<no title> — vivarium_cluster_tools 3.1.6 documentation

vivarium_cluster_tools.psimulate.performance_logger.transform_perf_df_for_appending(perf_df, output_paths)[source]

Transform performance DataFrame for appending to central logs.

Take performance dataframe from performance report and 1) turn index into columns so we can write to csv, 2) add artifact name column, and 3) aggregate scenario information into one column.

Return type:

DataFrame

Parameters:

perf_df (DataFrame) – DataFrame pulled from performance report with index values uniquely identifying each child job and column values containing their performance data.
output_paths (OutputPaths) – OutputPaths object containing information about the results directory.

Returns:

The transformed DataFrame which can be directly appended to our central logs. The data now has a simple RangeIndex, the index values as columns, a new artifact name column, and a new scenario parameters column.

vivarium_cluster_tools.psimulate.performance_logger.append_child_job_data(child_job_performance_data)[source]

Append child job data and return name of first file containing this data.

Return type:: str
Parameters:: child_job_performance_data (DataFrame) – DataFrame pulled from transform_perf_df_for_appending.
Returns:: The first file in our central logs containing child job data.

vivarium_cluster_tools.psimulate.performance_logger.generate_runner_job_data(job_number, output_paths, first_file_with_data)[source]

Create runner job data to append to central logs.

Return type:

DataFrame

Parameters:

job_number (int) – The job number for our runner job.
output_paths (OutputPaths) – OutputPaths object containing information about the results directory.
first_file_with_data (str) – The first file in our central logs containing child job data launched by our runner job.

vivarium_cluster_tools.psimulate.performance_logger.append_perf_data_to_central_logs(perf_df, output_paths)[source]

Append performance data to the central logs.

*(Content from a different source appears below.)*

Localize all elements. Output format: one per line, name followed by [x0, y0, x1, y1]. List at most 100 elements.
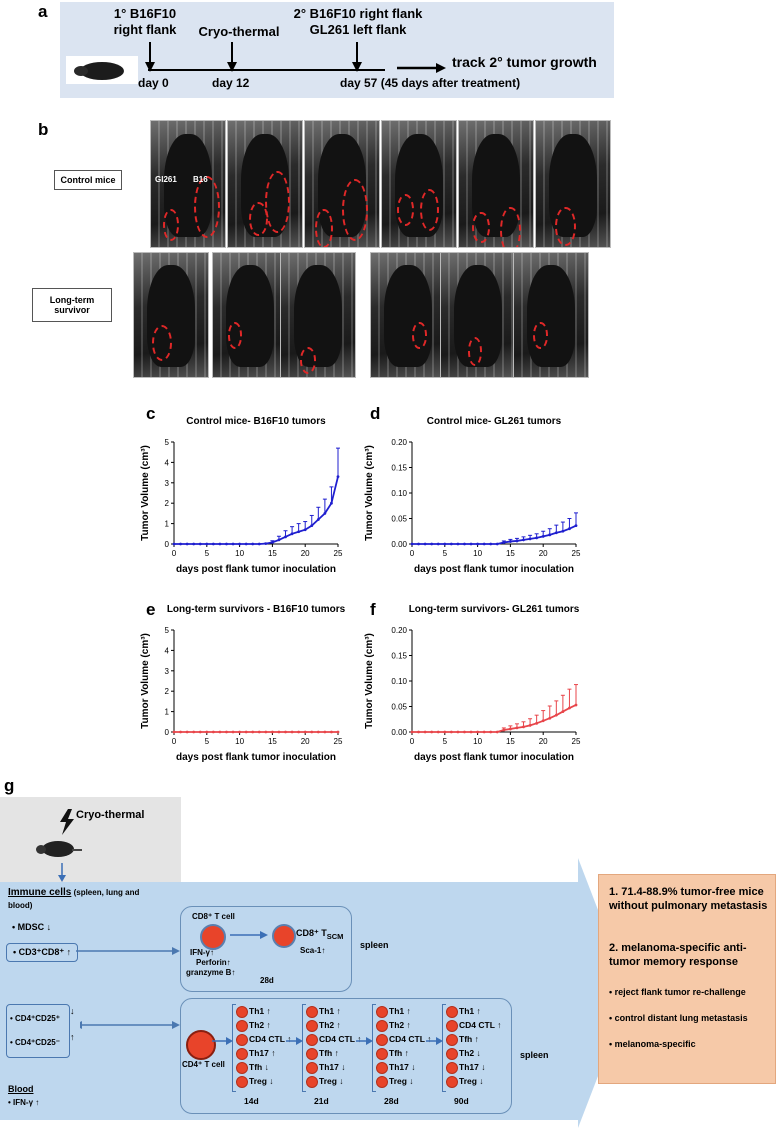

This consists of child job data and runner data. The child job data will contain performance information and identifying information for each child job and the runner data will contain data about the runner job that launched these child jobs.

Return type:

None

Parameters:

perf_df (DataFrame) – DataFrame pulled from performance report.
output_paths (OutputPaths) – OutputPaths object containing information about the results directory.